Google Pixel Visual Core: A Portable Domain-Specific Processor for Computational Photography and Machine Learning

Andrea Di Blas, Software Engineer at Google

Abstract

Pixel Visual Core is Google's domain-specific processor for image processing, computational photography, computer vision, and machine learning applications. The main feature of Pixel Visual Core is a fully programmable Image Processing Unit (IPU). An IPU is built of a number of Stencil Processors (STP), each with a 2-dimensional array of SIMD processing elements. Between STPs, the memory system is composed of customized linebuffer memory. The overall system is optimized for stencil-type operations that are fundamental both in image processing and in neural networks. Initially targeted for mobile applications, it is powering Google's latest cellphone, Pixel 2. The first chip fully custom-designed by Google, runs HDR+ on full-resolution images with a 10x energy efficiency advantage with respect to the main application processor.
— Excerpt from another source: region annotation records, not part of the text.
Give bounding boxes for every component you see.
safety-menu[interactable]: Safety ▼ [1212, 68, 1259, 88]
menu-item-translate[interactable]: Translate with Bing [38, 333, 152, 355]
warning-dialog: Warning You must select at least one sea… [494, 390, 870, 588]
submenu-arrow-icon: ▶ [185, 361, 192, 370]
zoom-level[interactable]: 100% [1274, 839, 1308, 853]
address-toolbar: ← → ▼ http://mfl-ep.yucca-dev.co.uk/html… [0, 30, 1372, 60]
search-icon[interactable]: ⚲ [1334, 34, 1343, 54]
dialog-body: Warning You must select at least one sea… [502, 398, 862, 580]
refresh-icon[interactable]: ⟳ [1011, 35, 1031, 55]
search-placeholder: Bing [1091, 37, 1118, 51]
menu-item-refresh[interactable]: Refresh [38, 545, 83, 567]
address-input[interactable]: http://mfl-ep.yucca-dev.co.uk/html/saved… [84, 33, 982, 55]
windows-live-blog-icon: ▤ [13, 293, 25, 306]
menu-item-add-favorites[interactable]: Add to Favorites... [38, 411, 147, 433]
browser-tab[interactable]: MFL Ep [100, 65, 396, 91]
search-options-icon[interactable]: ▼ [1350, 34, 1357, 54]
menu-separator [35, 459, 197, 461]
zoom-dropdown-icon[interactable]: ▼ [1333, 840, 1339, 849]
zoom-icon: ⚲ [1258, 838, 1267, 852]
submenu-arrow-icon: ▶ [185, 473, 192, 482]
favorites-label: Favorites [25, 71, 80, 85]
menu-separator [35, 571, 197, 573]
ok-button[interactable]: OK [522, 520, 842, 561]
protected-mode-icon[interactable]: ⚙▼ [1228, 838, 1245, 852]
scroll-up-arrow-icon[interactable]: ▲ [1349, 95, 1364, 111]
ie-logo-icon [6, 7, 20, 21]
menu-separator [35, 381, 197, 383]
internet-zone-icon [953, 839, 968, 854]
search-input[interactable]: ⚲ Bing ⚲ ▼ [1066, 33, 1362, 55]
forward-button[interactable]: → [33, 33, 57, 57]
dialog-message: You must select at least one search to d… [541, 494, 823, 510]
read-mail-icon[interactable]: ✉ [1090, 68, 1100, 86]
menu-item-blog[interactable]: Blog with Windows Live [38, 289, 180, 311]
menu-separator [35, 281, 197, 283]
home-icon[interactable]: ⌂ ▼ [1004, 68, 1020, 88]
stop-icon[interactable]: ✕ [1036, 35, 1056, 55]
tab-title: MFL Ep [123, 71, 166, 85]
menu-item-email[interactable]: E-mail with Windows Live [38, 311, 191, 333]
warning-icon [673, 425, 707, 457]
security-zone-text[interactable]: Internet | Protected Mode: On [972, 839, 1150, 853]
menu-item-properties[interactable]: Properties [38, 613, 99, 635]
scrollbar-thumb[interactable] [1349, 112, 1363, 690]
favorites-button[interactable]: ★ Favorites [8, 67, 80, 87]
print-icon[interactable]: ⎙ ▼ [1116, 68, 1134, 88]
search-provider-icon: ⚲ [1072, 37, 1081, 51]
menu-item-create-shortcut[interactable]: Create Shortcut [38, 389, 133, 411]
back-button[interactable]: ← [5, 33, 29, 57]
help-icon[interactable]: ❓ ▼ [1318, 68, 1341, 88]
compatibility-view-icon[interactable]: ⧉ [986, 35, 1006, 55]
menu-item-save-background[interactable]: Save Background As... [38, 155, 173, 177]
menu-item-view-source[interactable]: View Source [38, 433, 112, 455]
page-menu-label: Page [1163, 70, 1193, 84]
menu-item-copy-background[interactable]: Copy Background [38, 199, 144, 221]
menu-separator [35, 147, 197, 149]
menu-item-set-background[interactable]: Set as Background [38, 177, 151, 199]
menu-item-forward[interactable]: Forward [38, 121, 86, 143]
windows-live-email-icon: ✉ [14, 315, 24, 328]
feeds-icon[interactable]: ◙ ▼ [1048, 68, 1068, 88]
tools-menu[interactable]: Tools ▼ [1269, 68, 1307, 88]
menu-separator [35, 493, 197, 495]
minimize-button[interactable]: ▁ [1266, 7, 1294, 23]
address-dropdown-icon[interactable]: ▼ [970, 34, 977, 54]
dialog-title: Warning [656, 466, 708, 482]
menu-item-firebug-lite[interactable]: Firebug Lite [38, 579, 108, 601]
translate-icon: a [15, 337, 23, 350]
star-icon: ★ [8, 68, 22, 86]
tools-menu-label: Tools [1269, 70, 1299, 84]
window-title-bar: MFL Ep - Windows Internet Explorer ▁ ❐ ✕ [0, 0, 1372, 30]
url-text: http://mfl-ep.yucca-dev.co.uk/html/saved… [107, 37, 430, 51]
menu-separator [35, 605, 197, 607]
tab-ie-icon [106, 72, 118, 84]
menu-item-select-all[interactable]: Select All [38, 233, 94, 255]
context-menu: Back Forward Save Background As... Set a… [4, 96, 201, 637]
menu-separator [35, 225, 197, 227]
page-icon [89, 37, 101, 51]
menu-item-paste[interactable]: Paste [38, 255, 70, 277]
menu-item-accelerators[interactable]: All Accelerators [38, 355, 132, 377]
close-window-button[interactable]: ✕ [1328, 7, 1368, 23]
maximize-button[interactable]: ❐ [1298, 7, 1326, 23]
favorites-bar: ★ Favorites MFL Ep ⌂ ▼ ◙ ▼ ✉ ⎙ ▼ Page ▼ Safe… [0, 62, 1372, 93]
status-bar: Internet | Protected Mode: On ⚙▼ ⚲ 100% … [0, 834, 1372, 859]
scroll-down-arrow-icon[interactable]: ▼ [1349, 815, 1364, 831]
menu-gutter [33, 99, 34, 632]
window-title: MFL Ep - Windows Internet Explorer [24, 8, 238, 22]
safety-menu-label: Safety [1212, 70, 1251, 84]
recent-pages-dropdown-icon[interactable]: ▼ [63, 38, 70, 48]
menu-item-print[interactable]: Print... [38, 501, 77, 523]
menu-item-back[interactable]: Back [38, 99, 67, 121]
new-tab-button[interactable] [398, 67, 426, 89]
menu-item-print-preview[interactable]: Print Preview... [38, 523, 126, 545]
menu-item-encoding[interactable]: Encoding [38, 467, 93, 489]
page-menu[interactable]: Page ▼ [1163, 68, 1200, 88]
In the future, the same architecture can be deployed in other contexts such as Internet of Things (IoT).

About the speaker

Andrea Di Blas Andrea Di Blas is a software engineer at Google, working on the recently released Pixel Visual Core, and also a lecturer at Stanford University where he teaches the course "Parallel Processors Beyond Multicore Processing" once a year since 2013. Before Google he was briefly a software development engineer at Amazon Fresh, and before that he was a research scientist at Oracle Labs, designing and implementing new solutions for specialized, massively-parallel machines for big data processing. Previously he was an Assistant Adjunct Professor at the School of Engineering at the University of California, Santa Cruz, where he also taught computer architecture and parallel programming. His main interests revolve around parallel programming models and parallel computing architectures, combinatorial optimization problems on graphs, consciousness, and the nature of reality. He received his M.S. in Electrical Engineering and his Ph.D. in Computer Engineering from Politecnico di Torino, Italy.